A function to merge a list of HDF files (e.g., from rsgislib.zonalstats.extract_ref_chip_zone_image_band_values_to_hdf) with the same number of variables (i.e., image bands) and chip size into a single file. For example, if class training regions have been sourced from multiple images.

Parameters
  • h5_files – a list of input files.

  • out_h5_file – the output file.

  • datatype – is the data type used for the output HDF5 file (e.g., rsgislib.TYPE_32FLOAT). If None (default) then the output data type will be float32.

inTrainSamples = ['MSS_CloudTrain1.h5', 'MSS_CloudTrain2.h5',
                  'MSS_CloudTrain3.h5']
cloudTrainSamples = 'LandsatMSS_CloudTrainingSamples.h5'
rsgislib.zonalstats.merge_extracted_hdf5_chip_ref_data(inTrainSamples,
                                                       cloudTrainSamples)

HDF Utilities

rsgislib.zonalstats.msk_h5_smpls_to_finite_values(input_h5, output_h5, datatype=None, lower_limit=None, upper_limit=None)

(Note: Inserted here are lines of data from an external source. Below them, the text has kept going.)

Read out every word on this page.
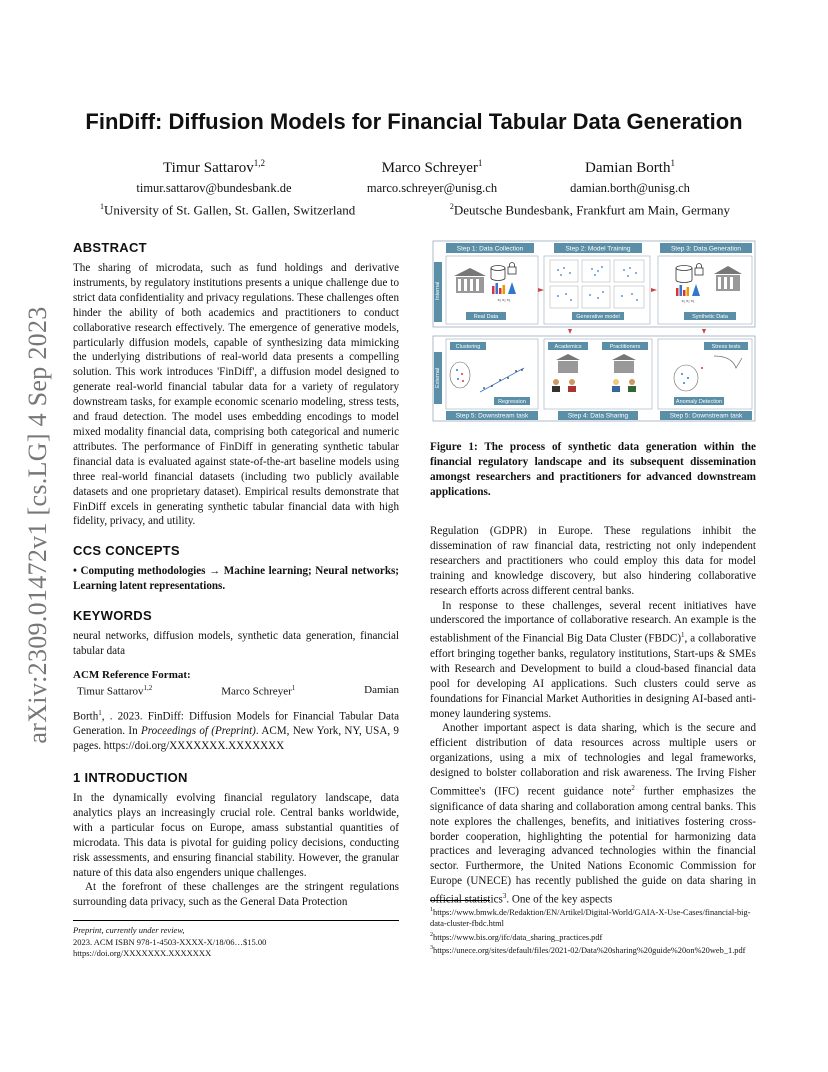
arXiv:2309.01472v1 [cs.LG] 4 Sep 2023
FinDiff: Diffusion Models for Financial Tabular Data Generation
Timur Sattarov$^{1,2}$
timur.sattarov@bundesbank.de
Marco Schreyer$^1$
marco.schreyer@unisg.ch
Damian Borth$^1$
damian.borth@unisg.ch
$^1$University of St. Gallen, St. Gallen, Switzerland	$^2$Deutsche Bundesbank, Frankfurt am Main, Germany
ABSTRACT
The sharing of microdata, such as fund holdings and derivative instruments, by regulatory institutions presents a unique challenge due to strict data confidentiality and privacy regulations. These challenges often hinder the ability of both academics and practitioners to conduct collaborative research effectively. The emergence of generative models, particularly diffusion models, capable of synthesizing data mimicking the underlying distributions of real-world data presents a compelling solution. This work introduces 'FinDiff', a diffusion model designed to generate real-world financial tabular data for a variety of regulatory downstream tasks, for example economic scenario modeling, stress tests, and fraud detection. The model uses embedding encodings to model mixed modality financial data, comprising both categorical and numeric attributes. The performance of FinDiff in generating synthetic tabular financial data is evaluated against state-of-the-art baseline models using three real-world financial datasets (including two publicly available datasets and one proprietary dataset). Empirical results demonstrate that FinDiff excels in generating synthetic tabular financial data with high fidelity, privacy, and utility.
CCS CONCEPTS
• Computing methodologies → Machine learning; Neural networks; Learning latent representations.
KEYWORDS
neural networks, diffusion models, synthetic data generation, financial tabular data
ACM Reference Format:
Timur Sattarov$^{1,2}$	Marco Schreyer$^1$	Damian
Borth$^1$, . 2023. FinDiff: Diffusion Models for Financial Tabular Data Generation. In Proceedings of (Preprint). ACM, New York, NY, USA, 9 pages. https://doi.org/XXXXXXX.XXXXXXX
1 INTRODUCTION
In the dynamically evolving financial regulatory landscape, data analytics plays an increasingly crucial role. Central banks worldwide, with a particular focus on Europe, amass substantial quantities of microdata. This data is pivotal for guiding policy decisions, conducting risk assessments, and ensuring financial stability. However, the granular nature of this data also engenders unique challenges.
At the forefront of these challenges are the stringent regulations surrounding data privacy, such as the General Data Protection
Preprint, currently under review,
2023. ACM ISBN 978-1-4503-XXXX-X/18/06…$15.00
https://doi.org/XXXXXXX.XXXXXXX
Internal
Step 1: Data Collection	Step 2: Model Training	Step 3: Data Generation
x₁ x₂ x₃
Real Data	Generative model
x₁ x₂ x₃
Synthetic Data
External
Clustering
Regression
Academics	Practitioners
Step 4: Data Sharing
Stress tests
Anomaly Detection
Step 5: Downstream task	Step 5: Downstream task
Figure 1: The process of synthetic data generation within the financial regulatory landscape and its subsequent dissemination amongst researchers and practitioners for advanced downstream applications.
Regulation (GDPR) in Europe. These regulations inhibit the dissemination of raw financial data, restricting not only independent researchers and practitioners who could employ this data for model training and knowledge discovery, but also hindering collaborative research efforts across different central banks.
In response to these challenges, several recent initiatives have underscored the importance of collaborative research. An example is the establishment of the Financial Big Data Cluster (FBDC)$^1$, a collaborative effort bringing together banks, regulatory institutions, Start-ups & SMEs with Research and Development to build a cloud-based financial data pool for developing AI applications. Such clusters could serve as foundations for Financial Market Authorities in designing AI-based anti-money laundering systems.
Another important aspect is data sharing, which is the secure and efficient distribution of data resources across multiple users or organizations, using a mix of technologies and legal frameworks, designed to bolster collaboration and risk awareness. The Irving Fisher Committee's (IFC) recent guidance note$^2$ further emphasizes the significance of data sharing and collaboration among central banks. This note explores the challenges, benefits, and initiatives fostering cross-border cooperation, highlighting the potential for harmonizing data practices and leveraging advanced technologies within the financial sector. Furthermore, the United Nations Economic Commission for Europe (UNECE) has recently published the guide on data sharing in official statistics$^3$. One of the key aspects
$^1$https://www.bmwk.de/Redaktion/EN/Artikel/Digital-World/GAIA-X-Use-Cases/financial-big-data-cluster-fbdc.html
$^2$https://www.bis.org/ifc/data_sharing_practices.pdf
$^3$https://unece.org/sites/default/files/2021-02/Data%20sharing%20guide%20on%20web_1.pdf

A function to remove values from a HDF5 sample file which are not finite. Upper and lower values can also be specified.

Parameters
  • input_h5 – Input HDF5 file.

  • output_h5 – Output HDF5 file.

  • datatype – is the data type used for the output HDF5 file (e.g., rsgislib.TYPE_32FLOAT). If None (default) then the output data type will be float32.

  • lower_limit – Optional lower value threshold (if None then not used).

  • upper_limit – Optional upper value threshold (if None then not used).

rsgislib.zonalstats.get_hdf5_data(h5_files: List[str]) numpy.array
A function to get the data from a list of HDF files

(e.g., from rsgislib.zonalstats.extract_zone_img_band_values_to_hdf)

Parameters

h5_files – a list of input files.

Returns

numpy array with the data or None is there is no data to return.

rsgislib.zonalstats.get_var_from_hdf5_data(h5_files: List[str], var_idx: int = 0) numpy.array
A function to get the data for a specific variable from a list of HDF files

(e.g., from rsgislib.zonalstats.extract_zone_img_band_values_to_hdf)

Parameters
  • h5_files – a list of input files.

  • var_idx – the index for the variable of interest. Note array indexing starts at 0. So if you want image band 2 then that will be index 1 etc.

Returns

numpy array with the data or None is there is no data to return.